Zero and One Diff Model

Zero, One, and Two Diff Model

INSTALL

  • Install python packages:
pip install torch==1.3.1
pip install numpy
pip install -r requirements.txt
  • Other dependencies
cd deps/torchext
pip install -e .
  • install current package
hoppity$ pip install -e .
  • JS packages
npm install shift-parser
npm install ts-morph
npm install shift-spec-consumer

Data Preprocessing

If you would like to use your own dataset, you will need to "cook" the folder as a preprocessing step to generate graphs. You can use the data_process/run_build_main.sh script to create the cooked dataset. Set the variables data_root, data_name and ast_fmt accordingly.

This builds the AST in our graph format, for each file and saves it in a pkl file. Additionally, it creates a graph edit file text file for each pair of (buggy, fixed) JS ASTs. This is in a JSON format such that each edit is an object in a list.

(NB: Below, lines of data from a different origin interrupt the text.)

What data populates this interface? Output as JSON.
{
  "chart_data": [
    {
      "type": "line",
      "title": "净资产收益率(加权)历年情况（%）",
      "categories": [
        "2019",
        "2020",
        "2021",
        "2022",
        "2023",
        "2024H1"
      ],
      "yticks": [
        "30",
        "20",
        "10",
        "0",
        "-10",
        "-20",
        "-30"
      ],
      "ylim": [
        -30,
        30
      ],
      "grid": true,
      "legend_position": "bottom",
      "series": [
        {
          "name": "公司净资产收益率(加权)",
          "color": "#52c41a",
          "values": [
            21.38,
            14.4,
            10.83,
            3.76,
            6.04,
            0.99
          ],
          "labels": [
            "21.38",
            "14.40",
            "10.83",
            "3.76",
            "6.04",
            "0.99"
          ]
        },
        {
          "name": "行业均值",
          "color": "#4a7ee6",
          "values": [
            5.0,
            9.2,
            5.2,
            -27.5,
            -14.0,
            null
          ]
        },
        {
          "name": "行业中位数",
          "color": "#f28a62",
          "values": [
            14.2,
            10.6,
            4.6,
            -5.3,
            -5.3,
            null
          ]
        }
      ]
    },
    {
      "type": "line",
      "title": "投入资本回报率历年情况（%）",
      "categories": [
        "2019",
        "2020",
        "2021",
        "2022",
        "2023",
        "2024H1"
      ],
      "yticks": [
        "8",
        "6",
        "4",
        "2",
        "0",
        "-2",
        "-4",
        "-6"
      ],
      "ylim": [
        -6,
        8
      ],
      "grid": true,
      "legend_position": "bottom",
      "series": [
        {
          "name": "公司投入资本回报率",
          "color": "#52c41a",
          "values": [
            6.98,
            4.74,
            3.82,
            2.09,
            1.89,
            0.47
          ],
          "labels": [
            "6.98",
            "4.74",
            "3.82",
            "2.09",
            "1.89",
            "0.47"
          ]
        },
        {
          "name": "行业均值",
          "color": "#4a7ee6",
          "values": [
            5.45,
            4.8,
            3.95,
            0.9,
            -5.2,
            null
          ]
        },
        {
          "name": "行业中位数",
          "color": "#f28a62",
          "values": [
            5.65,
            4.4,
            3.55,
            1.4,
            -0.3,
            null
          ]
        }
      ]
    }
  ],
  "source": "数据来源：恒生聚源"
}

Data Split - Train, Validate, and Test

If you're using the cooked dataset we provided, this portion is already done for you. Once you've downloaded the compressed file, unzip by running tar xzf cooked-one-diff.gz. If you do not specify an output directory, the files will be placed in ~/cooked-full-fmt-shift_node/ by default. This will take around an hour. After the files are extracted you can move onto the next step to begin training.

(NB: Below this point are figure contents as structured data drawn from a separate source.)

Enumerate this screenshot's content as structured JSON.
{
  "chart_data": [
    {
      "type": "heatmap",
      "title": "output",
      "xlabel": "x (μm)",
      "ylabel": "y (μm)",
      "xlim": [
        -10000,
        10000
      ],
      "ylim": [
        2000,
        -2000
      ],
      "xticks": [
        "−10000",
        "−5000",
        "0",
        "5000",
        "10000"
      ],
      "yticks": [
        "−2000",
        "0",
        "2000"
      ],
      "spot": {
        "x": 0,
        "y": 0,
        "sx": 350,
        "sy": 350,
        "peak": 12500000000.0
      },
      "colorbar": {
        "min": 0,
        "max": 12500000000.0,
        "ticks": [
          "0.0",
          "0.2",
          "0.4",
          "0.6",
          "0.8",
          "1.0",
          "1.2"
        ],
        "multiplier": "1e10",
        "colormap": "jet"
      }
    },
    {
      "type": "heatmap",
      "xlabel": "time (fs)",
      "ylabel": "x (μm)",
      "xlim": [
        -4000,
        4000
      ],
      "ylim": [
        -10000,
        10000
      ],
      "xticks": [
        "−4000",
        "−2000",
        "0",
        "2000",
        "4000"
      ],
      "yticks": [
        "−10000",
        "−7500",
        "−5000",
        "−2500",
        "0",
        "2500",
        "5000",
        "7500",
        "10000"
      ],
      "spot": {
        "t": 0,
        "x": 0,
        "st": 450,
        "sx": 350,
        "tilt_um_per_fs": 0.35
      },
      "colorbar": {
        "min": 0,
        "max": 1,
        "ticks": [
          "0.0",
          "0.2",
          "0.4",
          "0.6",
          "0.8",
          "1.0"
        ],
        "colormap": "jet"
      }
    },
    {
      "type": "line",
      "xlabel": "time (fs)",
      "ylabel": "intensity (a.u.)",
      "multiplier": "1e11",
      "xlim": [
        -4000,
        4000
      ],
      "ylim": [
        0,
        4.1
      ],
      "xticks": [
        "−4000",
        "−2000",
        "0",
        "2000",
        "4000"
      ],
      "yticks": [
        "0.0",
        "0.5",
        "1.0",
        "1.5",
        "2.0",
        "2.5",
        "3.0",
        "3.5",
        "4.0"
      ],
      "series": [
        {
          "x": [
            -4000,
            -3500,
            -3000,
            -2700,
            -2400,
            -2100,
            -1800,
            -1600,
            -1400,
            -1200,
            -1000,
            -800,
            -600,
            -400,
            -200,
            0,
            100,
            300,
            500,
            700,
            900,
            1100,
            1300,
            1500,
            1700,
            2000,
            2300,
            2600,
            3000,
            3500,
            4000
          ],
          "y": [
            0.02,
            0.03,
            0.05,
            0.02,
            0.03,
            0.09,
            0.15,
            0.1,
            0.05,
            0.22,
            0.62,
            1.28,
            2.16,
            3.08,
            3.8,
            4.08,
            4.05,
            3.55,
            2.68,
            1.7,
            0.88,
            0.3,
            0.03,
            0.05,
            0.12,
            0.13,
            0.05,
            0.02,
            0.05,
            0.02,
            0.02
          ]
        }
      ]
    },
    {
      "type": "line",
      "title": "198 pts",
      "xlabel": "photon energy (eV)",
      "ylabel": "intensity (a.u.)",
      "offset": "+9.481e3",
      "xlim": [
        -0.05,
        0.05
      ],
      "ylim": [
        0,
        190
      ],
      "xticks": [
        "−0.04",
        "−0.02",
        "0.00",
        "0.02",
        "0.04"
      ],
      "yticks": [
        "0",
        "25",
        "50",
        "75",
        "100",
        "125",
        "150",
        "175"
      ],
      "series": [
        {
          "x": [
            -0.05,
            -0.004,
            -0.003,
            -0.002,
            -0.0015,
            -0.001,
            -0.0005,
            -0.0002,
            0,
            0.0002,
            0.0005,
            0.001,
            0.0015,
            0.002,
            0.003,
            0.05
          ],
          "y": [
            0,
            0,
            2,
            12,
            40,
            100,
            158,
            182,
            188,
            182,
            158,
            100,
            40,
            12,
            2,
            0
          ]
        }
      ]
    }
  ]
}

Otherwise, run data_process/run_split.sh to partition your cooked dataset. The raw Javascript source files are needed for this script to filter out duplicates. Set the raw_src variable in the script accordingly.

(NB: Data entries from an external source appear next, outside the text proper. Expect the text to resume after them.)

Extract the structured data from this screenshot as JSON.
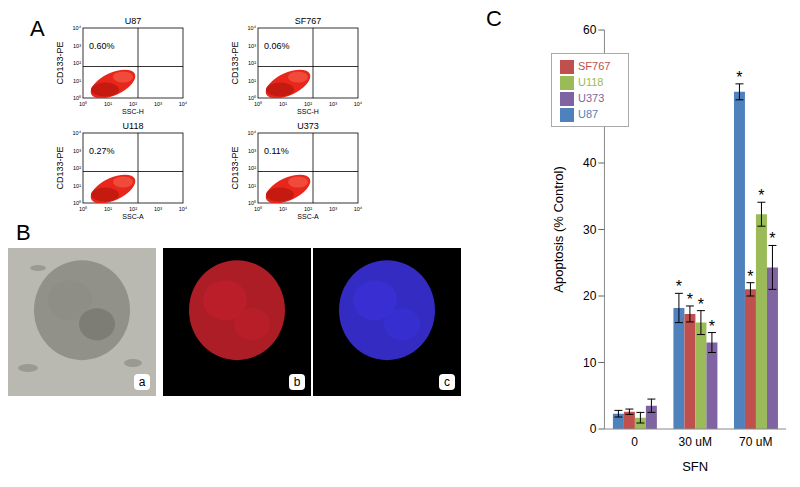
{
  "figure": {
    "panel_a": {
      "label": "A",
      "ticks": [
        "10⁰",
        "10¹",
        "10²",
        "10³",
        "10⁴"
      ],
      "plots": [
        {
          "title": "U87",
          "percent_label": "0.60%",
          "y_label": "CD133-PE",
          "x_label": "SSC-H"
        },
        {
          "title": "SF767",
          "percent_label": "0.06%",
          "y_label": "CD133-PE",
          "x_label": "SSC-H"
        },
        {
          "title": "U118",
          "percent_label": "0.27%",
          "y_label": "CD133-PE",
          "x_label": "SSC-A"
        },
        {
          "title": "U373",
          "percent_label": "0.11%",
          "y_label": "CD133-PE",
          "x_label": "SSC-A"
        }
      ]
    },
    "panel_b": {
      "label": "B",
      "images": [
        {
          "label": "a"
        },
        {
          "label": "b"
        },
        {
          "label": "c"
        }
      ]
    }
  },
  "chart_data": {
    "type": "bar",
    "panel_label": "C",
    "x_label": "SFN",
    "y_label": "Apoptosis (% Control)",
    "categories": [
      "0",
      "30 uM",
      "70 uM"
    ],
    "series": [
      {
        "name": "U87",
        "color": "#4f81bd",
        "values": [
          2.3,
          18.2,
          50.7
        ],
        "errors": [
          0.5,
          2.2,
          1.2
        ],
        "significance": [
          null,
          "*",
          "*"
        ]
      },
      {
        "name": "SF767",
        "color": "#c0504d",
        "values": [
          2.6,
          17.3,
          21.0
        ],
        "errors": [
          0.4,
          1.2,
          1.0
        ],
        "significance": [
          null,
          "*",
          "*"
        ]
      },
      {
        "name": "U118",
        "color": "#9bbb59",
        "values": [
          1.7,
          16.0,
          32.3
        ],
        "errors": [
          0.8,
          1.8,
          1.8
        ],
        "significance": [
          null,
          "*",
          "*"
        ]
      },
      {
        "name": "U373",
        "color": "#8064a2",
        "values": [
          3.5,
          13.0,
          24.3
        ],
        "errors": [
          1.0,
          1.5,
          3.3
        ],
        "significance": [
          null,
          "*",
          "*"
        ]
      }
    ],
    "ylim": [
      0,
      60
    ],
    "yticks": [
      0,
      10,
      20,
      30,
      40,
      50,
      60
    ],
    "legend": "top-left",
    "grid": false
  }
}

run_split.sh calls split_train_test.py to load triples from the save_dir and partition according to the percentage arguments specified in config.py. The default split is 80% train, 10% validation, and 10% test. It saves three files: test.txt, val.txt, and train.txt in the save_dir with the cooked data. Each sample name in the cooked dataset is written in one of the three files.

Training

Now, run run_main.sh to train on our pre-processed dataset. Set the variables in the script accordingly. Hyperparameters can be changed in common/config.py. The training runs indefinitely. Kill the script manually to end training.

Finding the Best Model

To find the "Best Model", we've provided a script that evaluates each epoch's model dump on the validation set. Run find_best_model.sh to start the evaluation. Set the variables accordingly. The loss of each epoch's model will be recorded in the LOSS_FILE.

Evaluation

We provide an evaluation script that can evaluate a particular model on a number of metrics:

  • Total End-to-End Accuracy - A sample is considered accurate if the model detects the bug and predicts the entire given fix.
  • Location Accuracy - Bug detection acccuracy
  • Operator Accuracy - Since there are only 4 operators (ADD, REMOVE, REPLACE_VAL, REPLACE_TYPE), we always report top-1 accuracy.
  • Value Accuracy - If the sample is a REPLACE_VAL or ADD, it is considered accurate if the value is predicted correctly. We also include an UNKNOWN value for literals not included in the vocabulary. If the model predicts UNKNOWN a vlaue not in the vocabulary, it is considered correct.
  • Type Accuracy - If the sample is a REPLACE_TYPE or ADD, it is considered accurate if the node type is predicted correctly.

We also include an option for accuracy breakdown per operation type. Lastly, if you would like an exhaustive evaluation of all metrics, we provide the output_all option.